Why Erlang is the best concurrent language available
Joe Armstrong
joe@REDACTED
Thu Jan 23 22:05:38 CET 2003
On Thu, 23 Jan 2003, James Hague wrote:
> Joe Armstrong wrote:
> >My philosophy is "write as *beautiful* code as
> >possible" - if it's too slow buy a faster machine.
>
> When I first saw you write this a few years ago, I laughed and disagreed,
> but now I'm a convert. "Beautiful" doesn't mean "dumb," but it does mean
> "clean and understandable," so there's a good chance that the beautiful code
> may end up being speedy anyway, because it's so easy to fiddle with.
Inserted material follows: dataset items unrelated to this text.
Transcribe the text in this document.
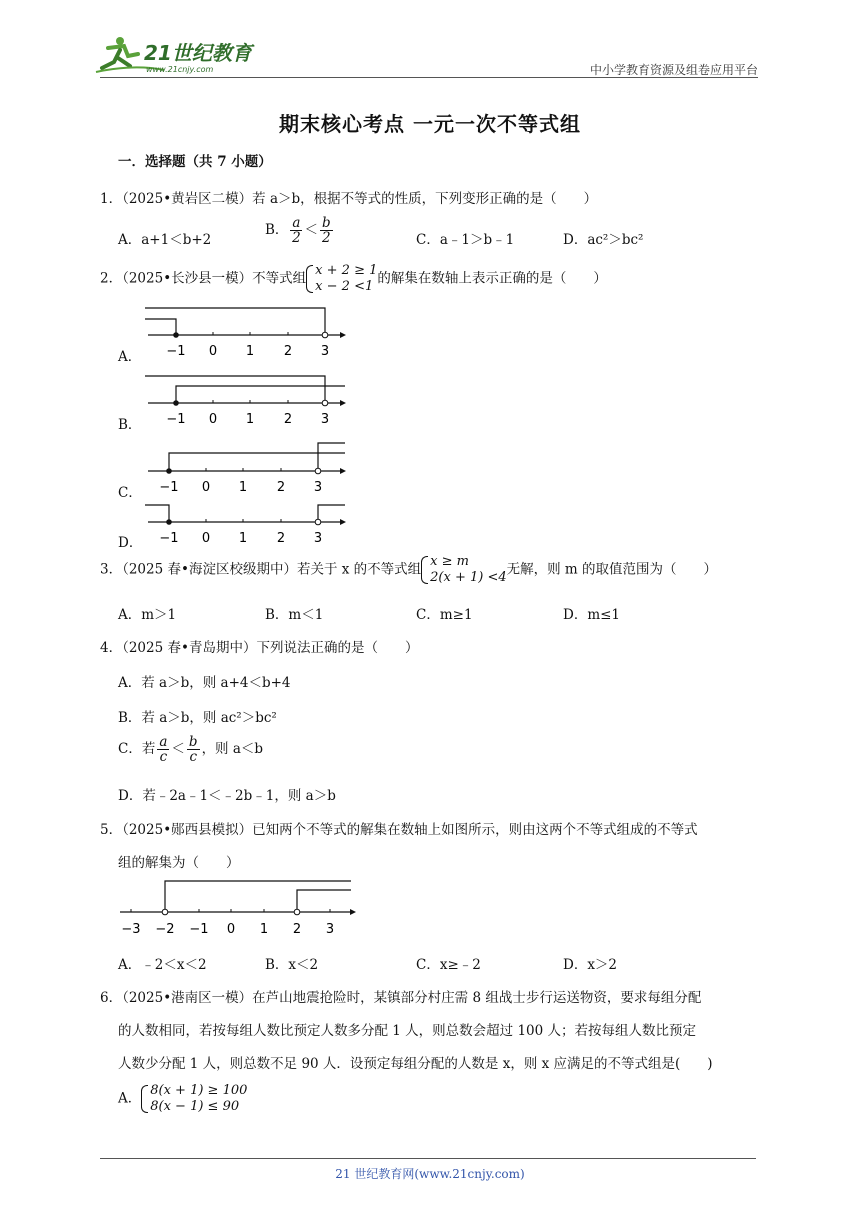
21世纪教育
www.21cnjy.com	中小学教育资源及组卷应用平台
期末核心考点 一元一次不等式组
一．选择题（共 7 小题）
1．（2025•黄岩区二模）若 a＞b，根据不等式的性质，下列变形正确的是（　　）
A．a+1＜b+2
B． $\frac{a}{2} < \frac{b}{2}$	C．a﹣1＞b﹣1	D．ac²＞bc²
2．（2025•长沙县一模）不等式组 x + 2 ≥ 1
x − 2 <1 的解集在数轴上表示正确的是（　　）
A． −1 0 1 2 3
B． −1 0 1 2 3
C． −1 0 1 2 3
D． −1 0 1 2 3
3．（2025 春•海淀区校级期中）若关于 x 的不等式组 x ≥ m
2(x + 1) <4 无解，则 m 的取值范围为（　　）
A．m＞1	B．m＜1	C．m≥1	D．m≤1
4．（2025 春•青岛期中）下列说法正确的是（　　）
A．若 a＞b，则 a+4＜b+4
B．若 a＞b，则 ac²＞bc²
C．若 $\frac{a}{c} < \frac{b}{c}$ ，则 a＜b
D．若﹣2a﹣1＜﹣2b﹣1，则 a＞b
5．（2025•郧西县模拟）已知两个不等式的解集在数轴上如图所示，则由这两个不等式组成的不等式
组的解集为（　　）
−3 −2 −1 0 1 2 3
A．﹣2＜x＜2	B．x＜2	C．x≥﹣2	D．x＞2
6．（2025•港南区一模）在芦山地震抢险时，某镇部分村庄需 8 组战士步行运送物资，要求每组分配
的人数相同，若按每组人数比预定人数多分配 1 人，则总数会超过 100 人；若按每组人数比预定
人数少分配 1 人，则总数不足 90 人．设预定每组分配的人数是 x，则 x 应满足的不等式组是(　　)
A． 8(x + 1) ≥ 100
8(x − 1) ≤ 90
21 世纪教育网(www.21cnjy.com)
A
> project falls apart when the code gets so tangled and confusing that you're
> afraid to touch it, and, wow, is that an easy line to cross C or C++.
I never said "write dumb code" - to me beautiful code is clear,
concise and does *exactly* what it is supposed to and *nothing* else
with a minuimum of fuss. It usually ends up being faster than ugly
code - that's because God likes your code if it's beautiful.
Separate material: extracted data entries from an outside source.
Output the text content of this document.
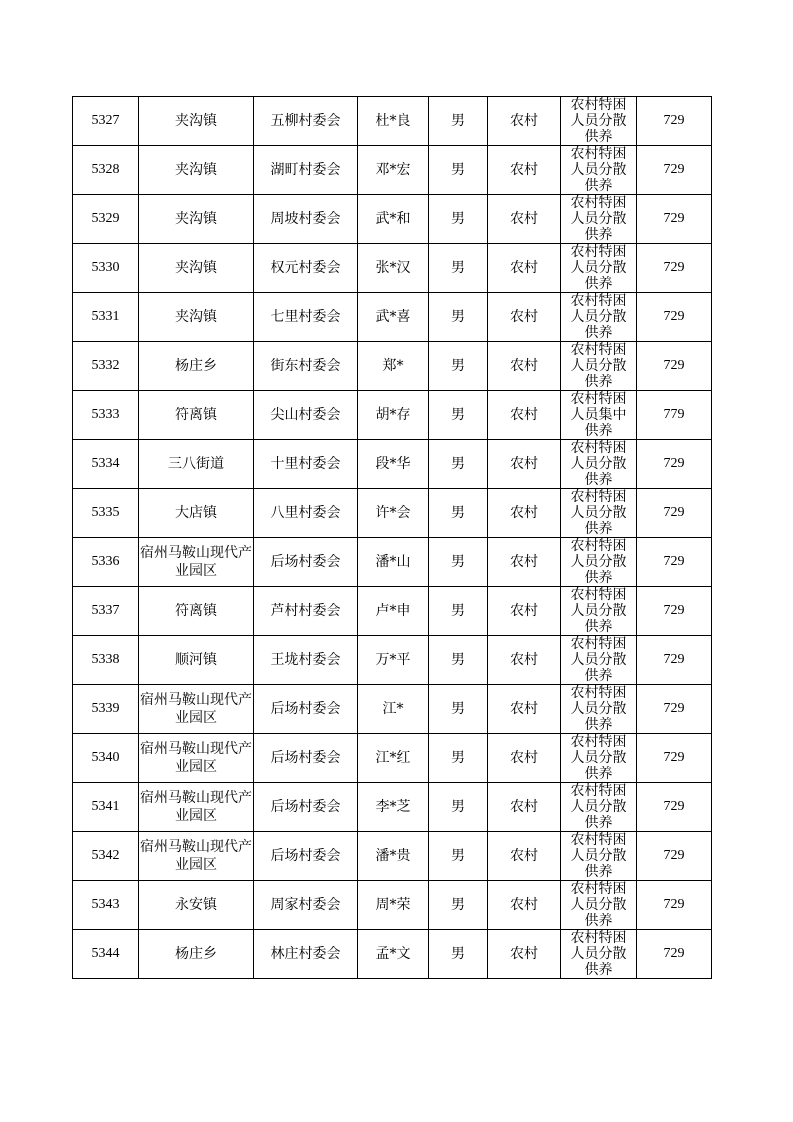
5327	夹沟镇	五柳村委会	杜*良	男	农村	农村特困人员分散供养	729
5328	夹沟镇	湖町村委会	邓*宏	男	农村	农村特困人员分散供养	729
5329	夹沟镇	周坡村委会	武*和	男	农村	农村特困人员分散供养	729
5330	夹沟镇	权元村委会	张*汉	男	农村	农村特困人员分散供养	729
5331	夹沟镇	七里村委会	武*喜	男	农村	农村特困人员分散供养	729
5332	杨庄乡	街东村委会	郑*	男	农村	农村特困人员分散供养	729
5333	符离镇	尖山村委会	胡*存	男	农村	农村特困人员集中供养	779
5334	三八街道	十里村委会	段*华	男	农村	农村特困人员分散供养	729
5335	大店镇	八里村委会	许*会	男	农村	农村特困人员分散供养	729
5336	宿州马鞍山现代产业园区	后场村委会	潘*山	男	农村	农村特困人员分散供养	729
5337	符离镇	芦村村委会	卢*申	男	农村	农村特困人员分散供养	729
5338	顺河镇	王垅村委会	万*平	男	农村	农村特困人员分散供养	729
5339	宿州马鞍山现代产业园区	后场村委会	江*	男	农村	农村特困人员分散供养	729
5340	宿州马鞍山现代产业园区	后场村委会	江*红	男	农村	农村特困人员分散供养	729
5341	宿州马鞍山现代产业园区	后场村委会	李*芝	男	农村	农村特困人员分散供养	729
5342	宿州马鞍山现代产业园区	后场村委会	潘*贵	男	农村	农村特困人员分散供养	729
5343	永安镇	周家村委会	周*荣	男	农村	农村特困人员分散供养	729
5344	杨庄乡	林庄村委会	孟*文	男	农村	农村特困人员分散供养	729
Think of code as an exercise in applied poetry - rather like Haiku
only more difficult - now writing Haiku Erlang functions *that* would
be difficult
>
> Aside #1: I am *stunned* at how quick the Erlang compiler is, especially
> considering just how much stuff is going on under the hood, and how much the
> code leans on higher order functions. If someone tried to write the
> compiler in C, I doubt they could improve its performance (and I also doubt
> it would ever get finished!)
Oh dear and there I was *appauled* at how slow it was :-)
>
> Aside #2: I do think all the effort put into speeding up the Erlang emulator
> and runtime system has been well spent, though, as it makes my 333MHz P2 at
> home seem speedy :)
>
It's not bad actually - hat's off to Bjorn and co.